Donner un avis sur ce roman est pour moi assez destabilisant. Je m'y attelle avec difficulté.
Quelques mots d'abord sur le titre, l'illustration de la première de couverture et l'intrigue en général :
Dans un premier temps, je serais tentée de dire que le fond de l'intrigue est original voire génial, conforme à ce que j'attends d'un récit à suspense.
Pourtant, je n'ai pu m'empêcher de penser que sous ce titre énigmatique à la limite du fantastique, se cache un récit assez lent dans lequel les dialogues paraissent mâchés, faciles, laissant moins de place à l'imagination du lecteur.
L'intrigue est donc un long fil tranquille qui s'achemine vers le dénouement, lentement mais sûrement. Un dénouement surprenant, je l'admets. Une gageure relevée aussi avec succès que de construire un roman autour de deux personnages dans un lieu unique ou presque.
Que dire aussi de l'illustration de la première de couverture? Elle ne correspond pas au contenu du roman, ou alors de façon très ténue... Un couple de très jeunes gens, en tenue de mariage, au regard triste, fixe l'objectif. On pense à un mariage forcé ou à des poupées de cire... Si quelqu'un perçoit le lien avec le récit, qu'il me le fasse savoir!
A la recherche du temps perdu :
Les deux protagonistes se sont connus et aimés au lycée, mais depuis, chacun a fait sa vie de son côté. Elle, Sayaka, est désormais mariée à un homme d'affaires absent qui lui a donné une fille mais elle avoue la maltraiter et culpabilise, se considère comme une mauvaise mère, incapable d'assumer. Elle a donc confié la garde provisoire à ses beaux-parents. Quel lourd secret cette jeune mère porte-t-elle depuis son enfance?
Après avoir repris contact avec son amour de jeunesse, elle le convainc de l'accompagner dans cette quête qui doit lui permettre de retrouver les souvenirs profondément enfouis, refoulés de sa plus tendre enfance et peut-être, pourquoi pas, se réconcilier avec elle-même et sa petite fille, on l'espère du moins...
Sayaka a reçu de son père décédé la clé à tête de lion d'une maison abandonnée.

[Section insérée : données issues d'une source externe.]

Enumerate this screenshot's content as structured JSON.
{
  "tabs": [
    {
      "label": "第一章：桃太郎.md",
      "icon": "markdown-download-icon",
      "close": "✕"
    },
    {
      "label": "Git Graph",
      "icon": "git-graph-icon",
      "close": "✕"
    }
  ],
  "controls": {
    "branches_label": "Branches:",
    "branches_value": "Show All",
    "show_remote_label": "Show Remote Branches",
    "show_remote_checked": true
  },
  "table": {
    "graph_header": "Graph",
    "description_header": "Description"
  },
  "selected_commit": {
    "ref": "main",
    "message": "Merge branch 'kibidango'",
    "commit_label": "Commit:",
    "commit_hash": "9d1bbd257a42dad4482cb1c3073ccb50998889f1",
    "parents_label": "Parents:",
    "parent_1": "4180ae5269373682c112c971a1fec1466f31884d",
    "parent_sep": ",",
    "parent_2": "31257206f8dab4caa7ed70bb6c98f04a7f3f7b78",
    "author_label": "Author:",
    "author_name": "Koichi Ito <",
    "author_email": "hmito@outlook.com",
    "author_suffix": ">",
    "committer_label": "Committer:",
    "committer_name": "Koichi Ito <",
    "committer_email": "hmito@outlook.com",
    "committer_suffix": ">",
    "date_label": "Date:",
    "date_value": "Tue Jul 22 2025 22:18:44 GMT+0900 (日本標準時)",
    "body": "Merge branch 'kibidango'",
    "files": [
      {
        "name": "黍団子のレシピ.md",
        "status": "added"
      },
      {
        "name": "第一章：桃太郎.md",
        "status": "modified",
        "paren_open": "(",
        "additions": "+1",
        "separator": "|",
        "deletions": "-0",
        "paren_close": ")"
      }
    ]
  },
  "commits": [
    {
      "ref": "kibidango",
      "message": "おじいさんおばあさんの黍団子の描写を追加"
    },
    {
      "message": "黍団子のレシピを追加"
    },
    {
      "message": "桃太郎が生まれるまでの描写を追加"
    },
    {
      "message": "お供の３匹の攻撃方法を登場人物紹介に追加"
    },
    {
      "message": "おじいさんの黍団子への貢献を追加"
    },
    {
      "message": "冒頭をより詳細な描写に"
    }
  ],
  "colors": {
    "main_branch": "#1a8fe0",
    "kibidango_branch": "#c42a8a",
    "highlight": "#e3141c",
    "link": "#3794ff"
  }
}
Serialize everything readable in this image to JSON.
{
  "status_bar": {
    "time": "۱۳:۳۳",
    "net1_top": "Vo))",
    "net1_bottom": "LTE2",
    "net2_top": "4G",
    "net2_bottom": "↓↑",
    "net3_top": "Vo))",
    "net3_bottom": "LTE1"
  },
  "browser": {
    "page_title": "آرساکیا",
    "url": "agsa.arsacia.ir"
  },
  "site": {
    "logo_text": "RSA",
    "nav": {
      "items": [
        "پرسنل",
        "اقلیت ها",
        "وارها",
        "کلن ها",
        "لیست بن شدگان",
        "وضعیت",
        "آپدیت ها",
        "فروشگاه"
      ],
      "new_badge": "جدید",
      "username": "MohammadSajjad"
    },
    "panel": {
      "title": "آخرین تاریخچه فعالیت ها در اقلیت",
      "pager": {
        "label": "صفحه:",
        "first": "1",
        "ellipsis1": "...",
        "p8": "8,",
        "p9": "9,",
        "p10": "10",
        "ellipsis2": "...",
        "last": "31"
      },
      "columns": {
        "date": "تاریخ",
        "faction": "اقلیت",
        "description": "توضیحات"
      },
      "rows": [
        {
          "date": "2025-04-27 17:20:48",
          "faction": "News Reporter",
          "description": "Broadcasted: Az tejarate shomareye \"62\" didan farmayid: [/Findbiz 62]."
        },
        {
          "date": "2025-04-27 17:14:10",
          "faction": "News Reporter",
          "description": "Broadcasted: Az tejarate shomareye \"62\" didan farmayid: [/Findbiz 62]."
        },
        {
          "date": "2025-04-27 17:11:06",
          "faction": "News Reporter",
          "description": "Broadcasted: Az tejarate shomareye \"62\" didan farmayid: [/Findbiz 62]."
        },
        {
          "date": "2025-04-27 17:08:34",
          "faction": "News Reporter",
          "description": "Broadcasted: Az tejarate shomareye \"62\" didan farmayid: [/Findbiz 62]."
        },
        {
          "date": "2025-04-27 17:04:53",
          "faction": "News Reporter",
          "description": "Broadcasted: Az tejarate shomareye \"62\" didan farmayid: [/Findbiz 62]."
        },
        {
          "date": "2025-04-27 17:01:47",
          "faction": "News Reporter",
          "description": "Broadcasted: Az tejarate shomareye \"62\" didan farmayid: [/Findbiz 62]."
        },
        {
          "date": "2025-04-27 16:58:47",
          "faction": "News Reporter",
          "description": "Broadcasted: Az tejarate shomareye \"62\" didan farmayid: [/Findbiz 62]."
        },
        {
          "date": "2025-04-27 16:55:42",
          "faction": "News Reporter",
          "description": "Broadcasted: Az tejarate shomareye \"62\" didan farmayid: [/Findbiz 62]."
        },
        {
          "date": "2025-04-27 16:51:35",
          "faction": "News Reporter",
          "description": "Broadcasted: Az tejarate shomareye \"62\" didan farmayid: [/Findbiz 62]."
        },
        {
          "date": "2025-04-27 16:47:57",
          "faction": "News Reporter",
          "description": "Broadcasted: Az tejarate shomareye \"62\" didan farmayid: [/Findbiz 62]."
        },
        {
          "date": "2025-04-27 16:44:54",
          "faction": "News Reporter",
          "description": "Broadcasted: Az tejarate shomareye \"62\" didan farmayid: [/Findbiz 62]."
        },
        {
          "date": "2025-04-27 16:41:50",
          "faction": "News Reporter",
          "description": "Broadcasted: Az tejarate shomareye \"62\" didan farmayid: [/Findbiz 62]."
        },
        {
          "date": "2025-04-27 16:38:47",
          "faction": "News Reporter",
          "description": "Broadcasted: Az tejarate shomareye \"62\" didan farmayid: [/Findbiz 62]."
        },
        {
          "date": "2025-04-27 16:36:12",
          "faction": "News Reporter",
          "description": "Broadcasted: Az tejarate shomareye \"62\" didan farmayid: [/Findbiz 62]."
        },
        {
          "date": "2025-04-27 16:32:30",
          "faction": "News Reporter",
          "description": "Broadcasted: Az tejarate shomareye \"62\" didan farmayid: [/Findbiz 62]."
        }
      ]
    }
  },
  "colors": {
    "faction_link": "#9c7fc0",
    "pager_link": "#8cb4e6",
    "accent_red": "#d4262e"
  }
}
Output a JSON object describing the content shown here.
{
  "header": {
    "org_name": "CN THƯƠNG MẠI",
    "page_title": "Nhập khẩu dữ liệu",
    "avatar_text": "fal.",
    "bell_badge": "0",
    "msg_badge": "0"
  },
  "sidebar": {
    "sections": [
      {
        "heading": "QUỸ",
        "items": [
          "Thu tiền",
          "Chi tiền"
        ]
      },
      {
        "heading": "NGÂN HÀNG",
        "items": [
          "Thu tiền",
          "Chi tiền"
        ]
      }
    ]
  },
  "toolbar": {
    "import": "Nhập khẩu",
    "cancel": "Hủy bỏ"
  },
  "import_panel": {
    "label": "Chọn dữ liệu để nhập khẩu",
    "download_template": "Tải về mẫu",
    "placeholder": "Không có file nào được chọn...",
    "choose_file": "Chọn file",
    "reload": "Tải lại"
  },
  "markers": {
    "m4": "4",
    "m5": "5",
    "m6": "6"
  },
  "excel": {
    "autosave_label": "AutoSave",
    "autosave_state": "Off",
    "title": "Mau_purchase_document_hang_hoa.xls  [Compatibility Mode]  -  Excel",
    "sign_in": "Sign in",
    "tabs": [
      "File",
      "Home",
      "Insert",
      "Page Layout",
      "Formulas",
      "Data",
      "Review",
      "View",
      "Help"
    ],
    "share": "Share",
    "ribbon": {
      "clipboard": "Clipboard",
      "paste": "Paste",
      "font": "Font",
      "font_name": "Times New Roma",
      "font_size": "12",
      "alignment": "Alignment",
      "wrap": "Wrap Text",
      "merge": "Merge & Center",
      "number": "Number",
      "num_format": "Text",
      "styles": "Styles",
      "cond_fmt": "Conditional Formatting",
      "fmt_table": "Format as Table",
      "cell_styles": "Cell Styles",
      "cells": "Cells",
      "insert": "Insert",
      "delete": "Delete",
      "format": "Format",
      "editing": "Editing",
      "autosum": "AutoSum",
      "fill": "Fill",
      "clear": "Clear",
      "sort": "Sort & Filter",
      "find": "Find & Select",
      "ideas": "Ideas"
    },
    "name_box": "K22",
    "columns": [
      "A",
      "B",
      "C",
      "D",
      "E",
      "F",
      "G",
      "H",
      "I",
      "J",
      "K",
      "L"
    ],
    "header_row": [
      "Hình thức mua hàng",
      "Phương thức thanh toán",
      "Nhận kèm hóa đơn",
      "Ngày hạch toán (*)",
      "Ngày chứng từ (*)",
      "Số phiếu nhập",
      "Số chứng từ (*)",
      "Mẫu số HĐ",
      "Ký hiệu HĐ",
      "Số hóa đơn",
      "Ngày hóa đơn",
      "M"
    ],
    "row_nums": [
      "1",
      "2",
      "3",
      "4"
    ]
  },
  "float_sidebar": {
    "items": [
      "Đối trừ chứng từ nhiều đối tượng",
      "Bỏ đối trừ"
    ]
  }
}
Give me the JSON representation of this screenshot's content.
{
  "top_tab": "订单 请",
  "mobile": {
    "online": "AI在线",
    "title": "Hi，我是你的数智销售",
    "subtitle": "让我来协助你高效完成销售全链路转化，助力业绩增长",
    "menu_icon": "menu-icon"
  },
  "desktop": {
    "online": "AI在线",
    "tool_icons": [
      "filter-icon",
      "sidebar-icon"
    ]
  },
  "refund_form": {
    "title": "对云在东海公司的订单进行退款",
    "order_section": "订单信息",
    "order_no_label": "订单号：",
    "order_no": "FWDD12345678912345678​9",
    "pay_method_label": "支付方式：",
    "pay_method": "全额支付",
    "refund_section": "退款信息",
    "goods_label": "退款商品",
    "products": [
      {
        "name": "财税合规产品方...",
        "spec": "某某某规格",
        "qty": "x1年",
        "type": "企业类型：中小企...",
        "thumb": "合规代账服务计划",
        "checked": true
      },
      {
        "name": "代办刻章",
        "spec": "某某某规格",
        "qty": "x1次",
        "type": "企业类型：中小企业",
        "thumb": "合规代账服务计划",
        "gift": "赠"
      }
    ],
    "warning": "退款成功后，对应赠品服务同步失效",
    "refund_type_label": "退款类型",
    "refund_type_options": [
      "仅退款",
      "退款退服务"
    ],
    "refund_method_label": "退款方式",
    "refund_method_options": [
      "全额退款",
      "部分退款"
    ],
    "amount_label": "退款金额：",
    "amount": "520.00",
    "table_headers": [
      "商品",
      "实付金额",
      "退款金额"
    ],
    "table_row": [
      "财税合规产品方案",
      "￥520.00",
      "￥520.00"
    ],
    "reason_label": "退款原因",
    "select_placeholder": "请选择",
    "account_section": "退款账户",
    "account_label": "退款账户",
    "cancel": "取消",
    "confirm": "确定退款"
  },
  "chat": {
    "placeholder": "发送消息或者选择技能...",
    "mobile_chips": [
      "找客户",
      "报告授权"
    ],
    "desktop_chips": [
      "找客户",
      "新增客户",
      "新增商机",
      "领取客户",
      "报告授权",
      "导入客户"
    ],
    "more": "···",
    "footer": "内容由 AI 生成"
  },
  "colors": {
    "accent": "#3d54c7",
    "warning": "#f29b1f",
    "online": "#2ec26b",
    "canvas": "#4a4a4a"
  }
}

Mais les occupants semblent avoir déserté les lieux depuis bien longtemps. En témoigne la poussière qui a l'air de s'être accumulée depuis des lustres. le temps s'est figé, les horloges sont arrêtées sur la même heure... Passées la peur et la surprise de pénétrer dans cet endroit étrange, l'écheveau se démêle peu à peu grâce à une exploration minutieuse et répétée des lieux, puis la découverte du journal de l'enfant de la maison, le petit Yusuke.
Les objets, une composante essentielle :
On l'aura remarqué, le titre du roman pose d'emblée le lieu comme essentiel mais les objets qui s'y trouvent ne le sont pas moins.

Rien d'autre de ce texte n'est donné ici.